Patienten unter oraler Antitumortherapie sollten kein Johanniskraut einnehmen, auch nicht als Tee oder Präparat aus dem Supermarkt, da es als starker CYP-Induktor wirkt und die Wirkstoffspiegel vieler Krebsmedikamente klinisch relevant beeinflussen kann. Auch Zitrusfrüchte sind mit Vorsicht zu genießen, insbesondere Grapefruit. Eine Übersicht hat die Oralia-Initiative erstellt. So darf beispielsweise Panobinostat auch nicht mit Clementinen, Bitterorangen, Sternfrucht oder Granatapfel eingenommen werden.

Wissen, was bei Nebenwirkungen zu tun ist

Eine sehr häufige Nebenwirkung fast aller Krebsmedikamente ist Übelkeit und Erbrechen. »Wichtig ist, dass die Patienten wissen, was dann zu tun ist«, erklärte Freund. In der Regel wird ein erbrochenes Krebsmedikament nicht nachgenommen, sondern es wird der nächste vorgesehene Einnahmezeitpunkt abgewartet. Hier muss die Fachinformation beachtet werden. Beim Saubermachen sind Handschuhe zu tragen und die Toilette ist am besten zweimal zu spülen. Kontaminierte Kleidung und Bettwäsche sollte separat von anderer Wäsche gewaschen werden.

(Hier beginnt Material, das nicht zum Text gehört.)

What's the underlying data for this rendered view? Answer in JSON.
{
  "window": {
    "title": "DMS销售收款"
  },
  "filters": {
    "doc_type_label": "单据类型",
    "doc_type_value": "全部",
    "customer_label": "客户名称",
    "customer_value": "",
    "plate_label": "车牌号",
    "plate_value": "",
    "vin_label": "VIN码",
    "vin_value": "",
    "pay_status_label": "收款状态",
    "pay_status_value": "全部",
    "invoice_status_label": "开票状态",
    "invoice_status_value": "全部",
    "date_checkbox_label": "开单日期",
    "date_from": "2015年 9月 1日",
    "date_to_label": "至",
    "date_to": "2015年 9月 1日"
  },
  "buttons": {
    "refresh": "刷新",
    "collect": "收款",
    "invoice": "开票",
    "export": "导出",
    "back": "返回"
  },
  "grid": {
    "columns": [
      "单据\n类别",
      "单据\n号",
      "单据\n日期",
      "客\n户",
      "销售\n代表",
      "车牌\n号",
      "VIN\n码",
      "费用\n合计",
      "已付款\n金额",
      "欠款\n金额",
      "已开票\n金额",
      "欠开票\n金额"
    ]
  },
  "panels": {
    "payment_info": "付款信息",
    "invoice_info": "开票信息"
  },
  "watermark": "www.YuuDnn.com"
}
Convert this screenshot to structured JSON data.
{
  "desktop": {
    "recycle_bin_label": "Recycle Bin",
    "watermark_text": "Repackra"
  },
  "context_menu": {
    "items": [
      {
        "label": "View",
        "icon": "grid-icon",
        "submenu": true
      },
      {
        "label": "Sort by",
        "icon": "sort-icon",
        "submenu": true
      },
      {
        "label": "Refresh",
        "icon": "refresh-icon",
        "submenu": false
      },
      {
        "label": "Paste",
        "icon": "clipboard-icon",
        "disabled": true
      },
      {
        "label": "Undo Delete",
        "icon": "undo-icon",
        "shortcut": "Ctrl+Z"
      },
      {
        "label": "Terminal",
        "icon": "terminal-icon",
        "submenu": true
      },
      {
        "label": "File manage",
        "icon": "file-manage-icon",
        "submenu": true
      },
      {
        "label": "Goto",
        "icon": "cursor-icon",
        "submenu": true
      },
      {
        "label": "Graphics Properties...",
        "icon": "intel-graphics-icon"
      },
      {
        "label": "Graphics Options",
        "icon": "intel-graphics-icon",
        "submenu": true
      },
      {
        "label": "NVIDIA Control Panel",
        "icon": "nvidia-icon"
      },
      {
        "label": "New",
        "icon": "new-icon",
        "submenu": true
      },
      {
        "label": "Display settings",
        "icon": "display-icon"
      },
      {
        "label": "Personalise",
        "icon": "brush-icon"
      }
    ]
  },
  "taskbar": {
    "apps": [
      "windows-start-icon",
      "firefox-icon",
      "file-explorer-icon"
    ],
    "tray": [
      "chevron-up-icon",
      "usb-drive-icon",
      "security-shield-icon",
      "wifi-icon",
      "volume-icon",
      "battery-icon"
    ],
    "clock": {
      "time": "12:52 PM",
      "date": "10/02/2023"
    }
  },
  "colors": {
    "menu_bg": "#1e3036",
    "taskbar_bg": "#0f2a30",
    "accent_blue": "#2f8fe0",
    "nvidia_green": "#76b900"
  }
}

»Fragen Sie auch nach, ob der Patient bereits eine Begleitmedikation gegen Erbrechen und Durchfall hat, denn man kann es zwar nicht immer ganz verhindern, aber häufig deutlich lindern«, so Freund. »Der Patient muss auch wissen, was er tun soll, wenn eine Nebenwirkung auftritt. Es muss eine klare Absprache vorliegen, wann er deshalb zum Arzt muss.« Das gilt natürlich auch für andere unerwünschte Wirkungen, zum Beispiel an der Haut. Genaue Hinweise sind hier auch in den genannten Merkblättern zu finden.

Haut- und Mundpflege intensivieren

Das Beratungsgespräch sollte auch immer Hinweise für die Pflege der Haut, Schleimhäute und Zähne beinhalten. Viele Kinasehemmer können ein Hand-Fuß-Syndrom auslösen, bei dem die Haut schmerzhafte Blasen werfen kann. »Um es möglichst nicht so weit kommen zu lassen, sollten sich Patienten unter einer solchen Therapie mehrmals täglich die Hände und Füße eincremen«, riet Freund. Generell sollte der gesamte Körper am besten zweimal täglich von Therapiebeginn an eingecremt werden – nicht erst, wenn erste Hautreaktionen auftreten. Auf Nassrasur, Peelings und zu heiße Duschen sollten Krebspatienten verzichten. Gegen Juckreiz helfen Präparate mit Dexpanthenol, Polidocanol oder Mandelöl. 

Da viele Wirkstoffe die Haut für UV-Strahlung sensibilisieren, sollte direkte Sonneneinstrahlung vermieden werden (lange Kleidung, Schatten) und ein Sonnenschutzpräparat mit hohem Lichtschutzfaktor verwendet werden.